Sounds like Google stopped caring.

But... Why on earth do the people filing an administrative subpoena not have to notify the interested parties too? Why is it Google's responsibility? If they didn't tell you, would you ever find out?

2 comments

> But... Why on earth do the people filing an administrative subpoena not have to notify the interested parties too?

Generally they do - with some notable exceptions being if you're a non-citizen and you're no longer in the US, and it's either a criminal investigation or related to intelligence or national security.

Which is the case here:

> In September 2024, Amandla Thomas-Johnson was a Ph.D. candidate studying in the U.S. on a student visa when he briefly attended a pro-Palestinian protest.

> Weeks later, in Geneva, Switzerland

It is obviously not criminal, but I guess that you don't need much to qualify something as related to intelligence and national security, attending a pro-Palestinian protest may be enough.

What do you mean? Eventually notifying him seems like the one thing Google did right here.
On a scale of 1-10, Yeah, I'd give them a 1-2 for notifying him after the fact.

The problem is they tell user that they'll inform you right away and give them a chance to challenge the subpoena.

A quick search shows that they've done in the past and people have been able to get the subpoena's withdrawn.

https://thefulcrum.us/rule-of-law/us-administrative-subpoena...

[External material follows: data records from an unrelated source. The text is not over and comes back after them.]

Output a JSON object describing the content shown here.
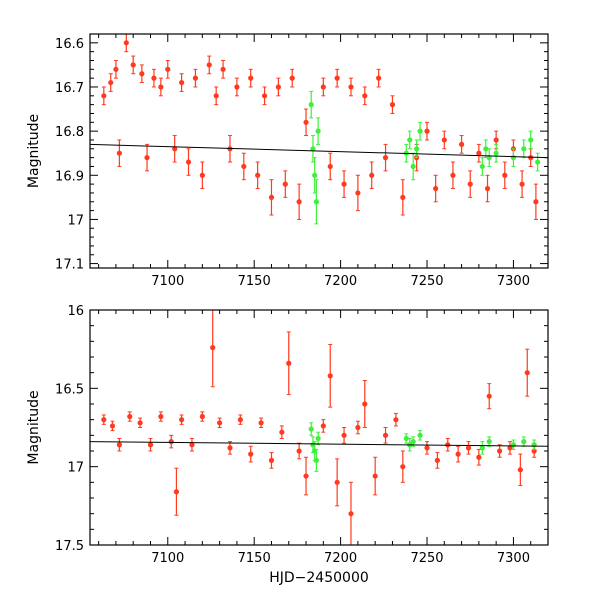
{
  "chart_data": [
    {
      "type": "scatter",
      "panel": "top",
      "xlabel": "",
      "ylabel": "Magnitude",
      "xlim": [
        7055,
        7320
      ],
      "ylim": [
        16.58,
        17.11
      ],
      "y_inverted": true,
      "x_ticks": [
        7100,
        7150,
        7200,
        7250,
        7300
      ],
      "y_ticks": [
        16.6,
        16.7,
        16.8,
        16.9,
        17,
        17.1
      ],
      "y_tick_labels": [
        "16.6",
        "16.7",
        "16.8",
        "16.9",
        "17",
        "17.1"
      ],
      "series": [
        {
          "color": "#ff3a1f",
          "points": [
            [
              7063,
              16.72
            ],
            [
              7067,
              16.69
            ],
            [
              7070,
              16.66
            ],
            [
              7072,
              16.85
            ],
            [
              7076,
              16.6
            ],
            [
              7080,
              16.65
            ],
            [
              7085,
              16.67
            ],
            [
              7088,
              16.86
            ],
            [
              7092,
              16.68
            ],
            [
              7096,
              16.7
            ],
            [
              7100,
              16.66
            ],
            [
              7104,
              16.84
            ],
            [
              7108,
              16.69
            ],
            [
              7112,
              16.87
            ],
            [
              7116,
              16.68
            ],
            [
              7120,
              16.9
            ],
            [
              7124,
              16.65
            ],
            [
              7128,
              16.72
            ],
            [
              7132,
              16.66
            ],
            [
              7136,
              16.84
            ],
            [
              7140,
              16.7
            ],
            [
              7144,
              16.88
            ],
            [
              7148,
              16.68
            ],
            [
              7152,
              16.9
            ],
            [
              7156,
              16.72
            ],
            [
              7160,
              16.95
            ],
            [
              7164,
              16.7
            ],
            [
              7168,
              16.92
            ],
            [
              7172,
              16.68
            ],
            [
              7176,
              16.96
            ],
            [
              7180,
              16.78
            ],
            [
              7190,
              16.7
            ],
            [
              7194,
              16.88
            ],
            [
              7198,
              16.68
            ],
            [
              7202,
              16.92
            ],
            [
              7206,
              16.7
            ],
            [
              7210,
              16.94
            ],
            [
              7214,
              16.72
            ],
            [
              7218,
              16.9
            ],
            [
              7222,
              16.68
            ],
            [
              7226,
              16.86
            ],
            [
              7230,
              16.74
            ],
            [
              7236,
              16.95
            ],
            [
              7244,
              16.86
            ],
            [
              7250,
              16.8
            ],
            [
              7255,
              16.93
            ],
            [
              7260,
              16.82
            ],
            [
              7265,
              16.9
            ],
            [
              7270,
              16.83
            ],
            [
              7275,
              16.92
            ],
            [
              7280,
              16.85
            ],
            [
              7285,
              16.93
            ],
            [
              7290,
              16.82
            ],
            [
              7295,
              16.9
            ],
            [
              7300,
              16.84
            ],
            [
              7305,
              16.92
            ],
            [
              7310,
              16.86
            ],
            [
              7313,
              16.96
            ]
          ],
          "errors": [
            0.02,
            0.02,
            0.02,
            0.03,
            0.02,
            0.02,
            0.02,
            0.03,
            0.02,
            0.02,
            0.02,
            0.03,
            0.02,
            0.03,
            0.02,
            0.03,
            0.02,
            0.02,
            0.02,
            0.03,
            0.02,
            0.03,
            0.02,
            0.03,
            0.02,
            0.04,
            0.02,
            0.03,
            0.02,
            0.04,
            0.03,
            0.02,
            0.03,
            0.02,
            0.03,
            0.02,
            0.04,
            0.02,
            0.03,
            0.02,
            0.03,
            0.02,
            0.04,
            0.03,
            0.02,
            0.03,
            0.02,
            0.03,
            0.02,
            0.03,
            0.02,
            0.03,
            0.02,
            0.03,
            0.02,
            0.03,
            0.02,
            0.04
          ]
        },
        {
          "color": "#3ef03a",
          "points": [
            [
              7183,
              16.74
            ],
            [
              7184,
              16.84
            ],
            [
              7185,
              16.9
            ],
            [
              7186,
              16.96
            ],
            [
              7187,
              16.8
            ],
            [
              7238,
              16.85
            ],
            [
              7240,
              16.82
            ],
            [
              7242,
              16.88
            ],
            [
              7244,
              16.84
            ],
            [
              7246,
              16.8
            ],
            [
              7282,
              16.88
            ],
            [
              7284,
              16.84
            ],
            [
              7286,
              16.86
            ],
            [
              7290,
              16.85
            ],
            [
              7300,
              16.86
            ],
            [
              7306,
              16.84
            ],
            [
              7310,
              16.82
            ],
            [
              7314,
              16.87
            ]
          ],
          "errors": [
            0.03,
            0.03,
            0.04,
            0.05,
            0.03,
            0.02,
            0.02,
            0.03,
            0.02,
            0.02,
            0.02,
            0.02,
            0.02,
            0.02,
            0.02,
            0.02,
            0.02,
            0.02
          ]
        }
      ],
      "trend_line": {
        "color": "#000000",
        "points": [
          [
            7055,
            16.83
          ],
          [
            7320,
            16.86
          ]
        ]
      }
    },
    {
      "type": "scatter",
      "panel": "bottom",
      "xlabel": "HJD−2450000",
      "ylabel": "Magnitude",
      "xlim": [
        7055,
        7320
      ],
      "ylim": [
        16.0,
        17.5
      ],
      "y_inverted": true,
      "x_ticks": [
        7100,
        7150,
        7200,
        7250,
        7300
      ],
      "y_ticks": [
        16,
        16.5,
        17,
        17.5
      ],
      "y_tick_labels": [
        "16",
        "16.5",
        "17",
        "17.5"
      ],
      "series": [
        {
          "color": "#ff3a1f",
          "points": [
            [
              7063,
              16.7
            ],
            [
              7068,
              16.74
            ],
            [
              7072,
              16.86
            ],
            [
              7078,
              16.68
            ],
            [
              7084,
              16.72
            ],
            [
              7090,
              16.86
            ],
            [
              7096,
              16.68
            ],
            [
              7102,
              16.84
            ],
            [
              7105,
              17.16
            ],
            [
              7108,
              16.7
            ],
            [
              7114,
              16.86
            ],
            [
              7120,
              16.68
            ],
            [
              7126,
              16.24
            ],
            [
              7130,
              16.72
            ],
            [
              7136,
              16.88
            ],
            [
              7142,
              16.7
            ],
            [
              7148,
              16.92
            ],
            [
              7154,
              16.72
            ],
            [
              7160,
              16.96
            ],
            [
              7166,
              16.78
            ],
            [
              7170,
              16.34
            ],
            [
              7176,
              16.9
            ],
            [
              7180,
              17.06
            ],
            [
              7190,
              16.74
            ],
            [
              7194,
              16.42
            ],
            [
              7198,
              17.1
            ],
            [
              7202,
              16.8
            ],
            [
              7206,
              17.3
            ],
            [
              7210,
              16.75
            ],
            [
              7214,
              16.6
            ],
            [
              7220,
              17.06
            ],
            [
              7226,
              16.8
            ],
            [
              7232,
              16.7
            ],
            [
              7236,
              17.0
            ],
            [
              7250,
              16.88
            ],
            [
              7256,
              16.96
            ],
            [
              7262,
              16.86
            ],
            [
              7268,
              16.92
            ],
            [
              7274,
              16.88
            ],
            [
              7280,
              16.94
            ],
            [
              7286,
              16.55
            ],
            [
              7292,
              16.9
            ],
            [
              7298,
              16.88
            ],
            [
              7304,
              17.02
            ],
            [
              7308,
              16.4
            ],
            [
              7312,
              16.9
            ]
          ],
          "errors": [
            0.03,
            0.03,
            0.04,
            0.03,
            0.03,
            0.04,
            0.03,
            0.04,
            0.15,
            0.03,
            0.04,
            0.03,
            0.25,
            0.03,
            0.04,
            0.03,
            0.05,
            0.03,
            0.05,
            0.04,
            0.2,
            0.05,
            0.12,
            0.04,
            0.2,
            0.15,
            0.05,
            0.2,
            0.04,
            0.15,
            0.12,
            0.05,
            0.04,
            0.1,
            0.04,
            0.05,
            0.04,
            0.05,
            0.04,
            0.05,
            0.08,
            0.04,
            0.04,
            0.1,
            0.15,
            0.04
          ]
        },
        {
          "color": "#3ef03a",
          "points": [
            [
              7183,
              16.76
            ],
            [
              7184,
              16.86
            ],
            [
              7185,
              16.9
            ],
            [
              7186,
              16.96
            ],
            [
              7187,
              16.82
            ],
            [
              7238,
              16.82
            ],
            [
              7240,
              16.86
            ],
            [
              7242,
              16.84
            ],
            [
              7246,
              16.8
            ],
            [
              7282,
              16.88
            ],
            [
              7286,
              16.84
            ],
            [
              7300,
              16.86
            ],
            [
              7306,
              16.84
            ],
            [
              7312,
              16.86
            ]
          ],
          "errors": [
            0.04,
            0.05,
            0.06,
            0.07,
            0.04,
            0.03,
            0.04,
            0.03,
            0.03,
            0.04,
            0.03,
            0.03,
            0.03,
            0.03
          ]
        }
      ],
      "trend_line": {
        "color": "#000000",
        "points": [
          [
            7055,
            16.84
          ],
          [
            7320,
            16.87
          ]
        ]
      }
    }
  ]
}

Google's lawyer responded by claiming they do follow that policy normally except when their lawyers nearly miss the "artificial deadline set by the government" and sometimes send it out same day.

I'm curious if this was a common issue or Google's legal team was flooded with subpoenas during the first months of the administration during their deportation surge (they did around 100k removals around that time). Homeland sent the request to Google a month prior to when they released the data and notified him, so they had time to notify, but it clearly isn't an automated thing.

You give Google credit for holding someone's head above the icy lake after they pushed them into lake themselves at the request of the piranhas.